Photo: The Rosikon Monastery is one of the monasteries where Balafas took pictures. At right is a general view taken from the sea.

By Alexandra Koroxenidis - Kathimerini English Edition

Most of the photographs taken by Costas Balafas, a distinguished photographer and one of the pioneers of human-interest photography in Greece, refer to a period in this country’s history that belongs to the past. Mainly photographs of rural Greece in the late 1950s and 60s, they are images that document bygone poverty. They rarely display urban, contemporary life and have never made the everyday, modern city-dweller their protagonist. Yet one will sense a strange kinship with the people that Balafas depicts and will relate, if not to those people’s lives, to something far deeper that touches on the general issues of life, its meaning and the nature of mankind.

The images in the Mount Athos series, which are presented under the title “A Photographic Itinerary on Mount Athos 1969-2001” in the main building of the Benaki Museum, have that penetrating effect that is so typical of Balafas’s images.

They are not just documentation of life on Mount Athos but images that probe our existential questions and reveal the beautiful, almost spiritual, simplicity of life.

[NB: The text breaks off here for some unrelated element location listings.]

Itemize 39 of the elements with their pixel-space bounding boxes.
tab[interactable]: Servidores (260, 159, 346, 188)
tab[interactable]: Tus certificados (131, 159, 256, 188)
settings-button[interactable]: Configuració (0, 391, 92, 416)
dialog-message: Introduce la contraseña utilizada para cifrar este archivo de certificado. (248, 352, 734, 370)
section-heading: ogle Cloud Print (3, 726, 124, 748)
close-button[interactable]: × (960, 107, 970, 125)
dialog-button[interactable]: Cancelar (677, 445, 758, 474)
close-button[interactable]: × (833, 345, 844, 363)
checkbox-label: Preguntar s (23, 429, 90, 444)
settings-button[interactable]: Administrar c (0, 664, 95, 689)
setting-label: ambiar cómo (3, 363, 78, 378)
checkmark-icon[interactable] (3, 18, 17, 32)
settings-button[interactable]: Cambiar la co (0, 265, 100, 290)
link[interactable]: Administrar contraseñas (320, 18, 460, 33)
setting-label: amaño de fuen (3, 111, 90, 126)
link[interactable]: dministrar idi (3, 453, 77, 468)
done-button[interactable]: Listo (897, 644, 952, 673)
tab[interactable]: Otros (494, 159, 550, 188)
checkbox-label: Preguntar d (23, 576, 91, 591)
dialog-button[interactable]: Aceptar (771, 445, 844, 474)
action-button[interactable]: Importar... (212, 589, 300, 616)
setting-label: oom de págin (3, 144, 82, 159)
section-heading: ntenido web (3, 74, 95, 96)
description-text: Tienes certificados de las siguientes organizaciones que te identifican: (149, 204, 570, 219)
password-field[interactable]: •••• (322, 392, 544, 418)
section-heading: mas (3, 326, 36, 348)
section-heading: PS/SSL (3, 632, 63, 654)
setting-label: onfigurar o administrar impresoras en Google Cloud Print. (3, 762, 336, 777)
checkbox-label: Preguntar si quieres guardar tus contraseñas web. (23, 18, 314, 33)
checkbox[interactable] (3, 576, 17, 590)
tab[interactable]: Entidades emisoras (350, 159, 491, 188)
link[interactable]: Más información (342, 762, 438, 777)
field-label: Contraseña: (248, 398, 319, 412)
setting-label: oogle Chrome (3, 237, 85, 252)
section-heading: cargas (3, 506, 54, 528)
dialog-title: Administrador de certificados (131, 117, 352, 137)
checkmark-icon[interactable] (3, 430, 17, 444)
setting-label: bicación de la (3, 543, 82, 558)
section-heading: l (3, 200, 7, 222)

Balafas visited Mount Athos in 1969 on a mission that the Ministry of Coordination had organized with the purpose of finding ways to protect from looting the religious treasuries that belonged to the, at that time, semi-deserted monasteries of Mount Athos. Balafas joined the team as a volunteer and took pictures mostly of outdoor scenes. He was only allowed access to the Vatopedi, Iveron and Gregoriou monasteries.

It was another 30 years before Balafas revisited the site, this time just for a short time with his friend and colleague Takis Tloupas, another of the great Greek pioneers of human-interest photography. Shortly thereafter, he met Father Ioustinos of Simonopetra who, together with Vassilis Psycharis, was a key figure in helping him gain access to the monasteries and take pictures of the monks. Balafas’s project coincided with an interest that the Mount Athos administration had shown in documenting and collecting photographic material concerning the holy site. In 1991, the Mount Athos Photographic Archive was founded and Father Ioustinos, a protagonist in the venture, began to look for related photographs. He began a collaboration with the Photography Archive of the Benaki Museum and the two institutions began a series of albums on the subject of Mount Athos. The album on Balafas’s photographic itinerary on Mount Athos is part of that collaboration.

In the album, one will find moving, flowing narration written by Balafas. Among other things, Balafas speaks of the crucial role that the monks at Mount Athos played in the country’s struggle for independence and in preserving “the values of Hellenism,” its culture, tradition and language.

He also writes that “man and his reactions to life” are what concern him the most in his work. Indeed, as with the pictures taken in Epirus or on the Greek islands, Balafas focuses on human toil and gives the daily chores of a rural life a dignified quality.

Many of the pictures from Mount Athos show the monks fishing, preparing their food and working. Balafas brings out the spiritual aspect of their lives, their prayer and religious, monastic life, side by side with that daily, secular aspect that is common to all of us. Deeply moving, his images resonate with the dignity of existence and remind us that spirituality is behind everything we do.